The first step decided upon was to prepare
tea and to sip it leaning against the trunks of trees with their branches
outspread. While tea-leaves were being heated in the somavar, a mulberry dropped
from above and perched on the lip of the opium smoker who lay stretched on the
ground under the mulberry tree. They watched him rather enviously and expected
him to open his lips and eat the fruit. But he did no such thing and the
mulberry lay glued to the spot where it had fallen.
One of his companions could not resist
saying, "Look, a mulberry is fallen on your lips. If I were you I would
open my lips and swallow it."
The other replied, "It is all very
well for you to advise me to open my lips. But do you take it to be so easy a
job to move the heavy gates leading to the stomach and eat the mulberry. If I
were as young in years as you, as once I was, I could do so. But now it is too
exacting a job."
In the meantime the mulberry had slipped
into the mouth and the man quite enjoyed its taste.
Duties about the preparation of their
meals were allotted but it was decided to do everything without speaking a
single word. Whoever broke this golden rule of silence was to stand the others a
course of pilau. Consequently all of them set about discharging their duties in
absolute silence. One of them improvised an oven, another ignited fire while a
third put the pots on the oven. Not a word was spoken. At length the rice boiled
and gruel had to be drained off. In Kashmir, pots used for cooking rice are
wider at the bottom with a neck which is narrower and about one-third of the
size of the pot. The lid was put in place, a duster was tied round the mouth and
the pot was lifted to the edge of the water wherein it was intended to let the
excess of gruel drip.
As the man did all this quietly, his
glance turned in the direction of water where he saw the reflection of the pot.

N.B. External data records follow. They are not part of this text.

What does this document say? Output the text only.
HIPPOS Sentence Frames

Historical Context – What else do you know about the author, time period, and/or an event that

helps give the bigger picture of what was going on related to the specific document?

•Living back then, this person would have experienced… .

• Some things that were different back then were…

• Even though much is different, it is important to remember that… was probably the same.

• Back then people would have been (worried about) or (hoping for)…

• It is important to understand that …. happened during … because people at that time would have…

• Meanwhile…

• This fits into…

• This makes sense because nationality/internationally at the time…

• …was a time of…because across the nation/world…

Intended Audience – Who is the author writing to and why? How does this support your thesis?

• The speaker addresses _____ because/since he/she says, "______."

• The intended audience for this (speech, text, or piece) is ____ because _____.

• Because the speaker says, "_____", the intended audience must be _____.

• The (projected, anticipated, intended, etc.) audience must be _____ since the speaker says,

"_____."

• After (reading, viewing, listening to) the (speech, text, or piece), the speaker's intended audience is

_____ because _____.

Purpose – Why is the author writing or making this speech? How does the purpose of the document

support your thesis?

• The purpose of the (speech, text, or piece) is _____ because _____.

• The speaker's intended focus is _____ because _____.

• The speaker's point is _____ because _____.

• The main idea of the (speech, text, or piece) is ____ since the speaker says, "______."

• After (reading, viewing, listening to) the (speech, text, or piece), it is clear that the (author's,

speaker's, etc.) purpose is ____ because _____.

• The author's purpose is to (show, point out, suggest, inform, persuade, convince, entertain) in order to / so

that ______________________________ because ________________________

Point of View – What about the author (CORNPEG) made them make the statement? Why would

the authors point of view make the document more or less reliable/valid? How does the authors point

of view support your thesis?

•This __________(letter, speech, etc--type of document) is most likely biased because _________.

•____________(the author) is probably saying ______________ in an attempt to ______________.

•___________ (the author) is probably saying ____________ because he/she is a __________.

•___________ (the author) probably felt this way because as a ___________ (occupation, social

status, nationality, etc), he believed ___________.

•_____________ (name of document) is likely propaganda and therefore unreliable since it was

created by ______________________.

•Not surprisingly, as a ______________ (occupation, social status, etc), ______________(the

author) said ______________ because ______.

Wider at the bottom and narrow at the mouth with a duster tied round, it had a
distant resemblance to a female form in the seated posture as viewed through the
befogged eye of an opium smoker and with a feeling of mild surprise he remarked,
"Hast thou come too?" He meant, of course, his wife in the
characteristic Kashmiri headgear. His companions who were eager for a break in
the spell of silence did not ask him how his wife had come but seized the
opportunity and shouted, '`He will stand us a course of pilaf." A good deal
of hilarity followed.
They spent their time in the garden,
lolling on the lawns. They did justice to the rations they had carried but more
so they smoked to their heart's delight. While one of them was nodding drowsily
after a heavy meal, a fly sat on his eyelid without his being aware of it. A
companion of his took it for no less dreadful a being than an eagle out to pick
his eyes out. Eager to save the nodding friend from harm he picked up one of the
shoes and shot it at the dangerous enemy perched on the tender organ of the man
who was nodding. The latter felt dazed and sparks flew out of his head but was
congratulated by the other: "I have saved you from inevitable ruin."

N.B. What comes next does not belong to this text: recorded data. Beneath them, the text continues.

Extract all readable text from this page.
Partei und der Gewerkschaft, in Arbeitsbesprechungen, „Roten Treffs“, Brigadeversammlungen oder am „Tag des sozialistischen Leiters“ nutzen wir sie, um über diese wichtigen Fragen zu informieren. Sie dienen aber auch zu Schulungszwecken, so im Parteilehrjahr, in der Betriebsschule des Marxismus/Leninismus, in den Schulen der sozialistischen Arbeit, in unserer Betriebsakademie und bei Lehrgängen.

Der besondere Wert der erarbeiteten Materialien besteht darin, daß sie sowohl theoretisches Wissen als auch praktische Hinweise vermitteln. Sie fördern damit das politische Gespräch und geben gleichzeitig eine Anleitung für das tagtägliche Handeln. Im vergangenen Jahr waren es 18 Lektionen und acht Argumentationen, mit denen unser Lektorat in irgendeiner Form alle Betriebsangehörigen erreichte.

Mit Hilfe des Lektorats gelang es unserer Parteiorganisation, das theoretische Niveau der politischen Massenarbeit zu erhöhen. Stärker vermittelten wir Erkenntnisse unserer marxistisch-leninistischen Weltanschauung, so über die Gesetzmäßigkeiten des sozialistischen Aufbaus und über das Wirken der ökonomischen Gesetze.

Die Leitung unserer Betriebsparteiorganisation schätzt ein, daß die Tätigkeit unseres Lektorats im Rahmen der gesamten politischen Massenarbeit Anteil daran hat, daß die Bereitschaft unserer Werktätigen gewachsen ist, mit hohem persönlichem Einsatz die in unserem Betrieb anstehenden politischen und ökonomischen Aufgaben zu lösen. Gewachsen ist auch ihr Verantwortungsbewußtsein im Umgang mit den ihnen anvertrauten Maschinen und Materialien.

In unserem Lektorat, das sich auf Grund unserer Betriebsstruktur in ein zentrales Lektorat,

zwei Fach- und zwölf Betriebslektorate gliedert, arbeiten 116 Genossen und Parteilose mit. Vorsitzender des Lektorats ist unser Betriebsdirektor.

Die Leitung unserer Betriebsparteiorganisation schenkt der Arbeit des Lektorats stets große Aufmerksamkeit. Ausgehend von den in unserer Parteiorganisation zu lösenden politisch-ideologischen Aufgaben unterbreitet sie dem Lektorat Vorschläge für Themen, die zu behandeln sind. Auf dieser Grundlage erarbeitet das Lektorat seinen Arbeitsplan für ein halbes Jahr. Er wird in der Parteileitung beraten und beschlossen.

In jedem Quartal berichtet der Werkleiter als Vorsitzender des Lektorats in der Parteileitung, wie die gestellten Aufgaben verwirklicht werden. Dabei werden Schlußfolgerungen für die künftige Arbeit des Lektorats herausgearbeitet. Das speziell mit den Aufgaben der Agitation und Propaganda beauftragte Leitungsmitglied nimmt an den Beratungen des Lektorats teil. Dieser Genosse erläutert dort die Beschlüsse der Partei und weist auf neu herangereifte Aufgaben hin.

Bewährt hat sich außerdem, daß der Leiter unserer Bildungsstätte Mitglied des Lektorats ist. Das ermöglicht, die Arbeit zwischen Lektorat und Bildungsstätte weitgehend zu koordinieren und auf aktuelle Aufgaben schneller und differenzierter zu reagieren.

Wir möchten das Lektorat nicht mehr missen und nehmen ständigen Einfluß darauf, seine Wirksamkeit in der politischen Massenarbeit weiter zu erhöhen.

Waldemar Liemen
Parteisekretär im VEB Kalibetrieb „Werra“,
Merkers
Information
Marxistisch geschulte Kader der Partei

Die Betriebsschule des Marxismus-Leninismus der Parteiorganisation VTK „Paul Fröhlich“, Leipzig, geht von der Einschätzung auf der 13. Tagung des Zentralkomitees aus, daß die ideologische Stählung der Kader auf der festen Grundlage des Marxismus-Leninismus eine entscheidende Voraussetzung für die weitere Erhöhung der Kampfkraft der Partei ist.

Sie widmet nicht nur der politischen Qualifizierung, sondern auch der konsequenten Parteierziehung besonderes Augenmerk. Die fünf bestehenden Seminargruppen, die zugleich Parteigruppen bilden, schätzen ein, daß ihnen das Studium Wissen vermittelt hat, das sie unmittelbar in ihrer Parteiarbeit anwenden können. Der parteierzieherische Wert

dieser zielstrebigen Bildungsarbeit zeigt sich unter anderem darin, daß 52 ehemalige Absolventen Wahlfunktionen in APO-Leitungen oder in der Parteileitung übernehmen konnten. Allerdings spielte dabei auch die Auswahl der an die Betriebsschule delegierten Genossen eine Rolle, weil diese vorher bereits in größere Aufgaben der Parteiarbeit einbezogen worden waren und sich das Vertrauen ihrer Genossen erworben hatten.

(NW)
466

The sky was bright and blue and no one
amongst them was eager to go back home. The sun flushed the west and peeped from
the placid lake. Flocks of crows, starlings and sparrows flew across the sky,
lured by the blooming west. Before long the moon emerged from behind the Nishat
garden and in course of time everything was painted silver. Every vagrant
thought of his lair and even the opium smokers decided upon going home.

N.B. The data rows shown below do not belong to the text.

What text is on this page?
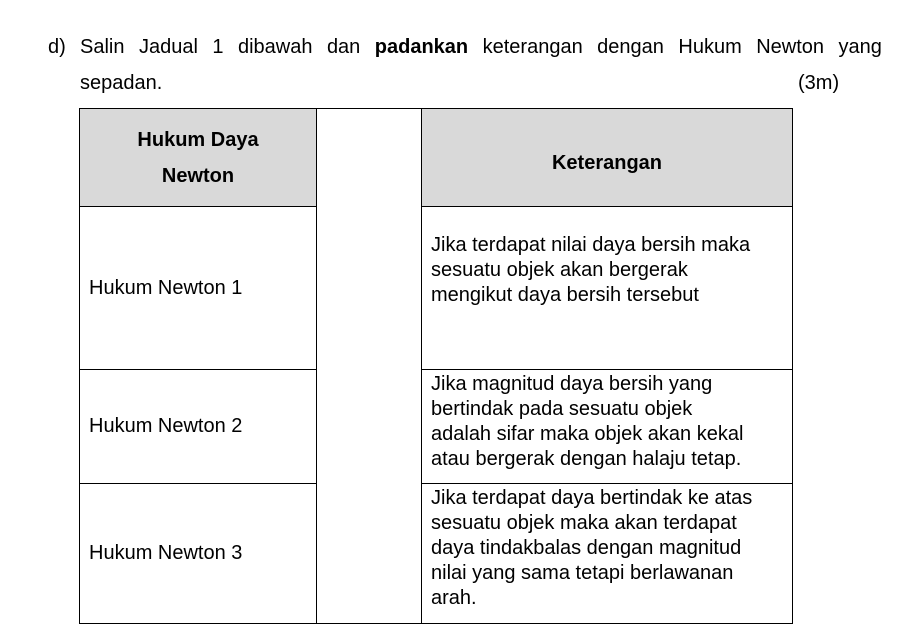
d) Salin Jadual 1 dibawah dan padankan keterangan dengan Hukum Newton yang
sepadan.	(3m)
Hukum Daya
Newton		Keterangan
Hukum Newton 1		Jika terdapat nilai daya bersih maka
sesuatu objek akan bergerak
mengikut daya bersih tersebut

Hukum Newton 2		Jika magnitud daya bersih yang
bertindak pada sesuatu objek
adalah sifar maka objek akan kekal
atau bergerak dengan halaju tetap.

Hukum Newton 3		Jika terdapat daya bertindak ke atas
sesuatu objek maka akan terdapat
daya tindakbalas dengan magnitud
nilai yang sama tetapi berlawanan
arah.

No boat was visible in the direction in
which they went. But it was silver, silver everywhere and who would need a boat
in such an atmosphere! When they reached near the edge of the water, only one of
them doubted that it was not a continuation of land. The others had no such
doubt and to reassure him that what they said was correct they lifted the thin
skull cap off his head and hurled it on the water ahead of them. The skull cap,
of course, floated on water which convinced the other that they were equally
safe. Two of them led the van and in a few moments they found themselves steeped
in water, especially the one loaded with pots. But the cold douche washed the
vapours of opium off their heads and they promptly retraced their steps and
saved themselves but could not salvage the pots!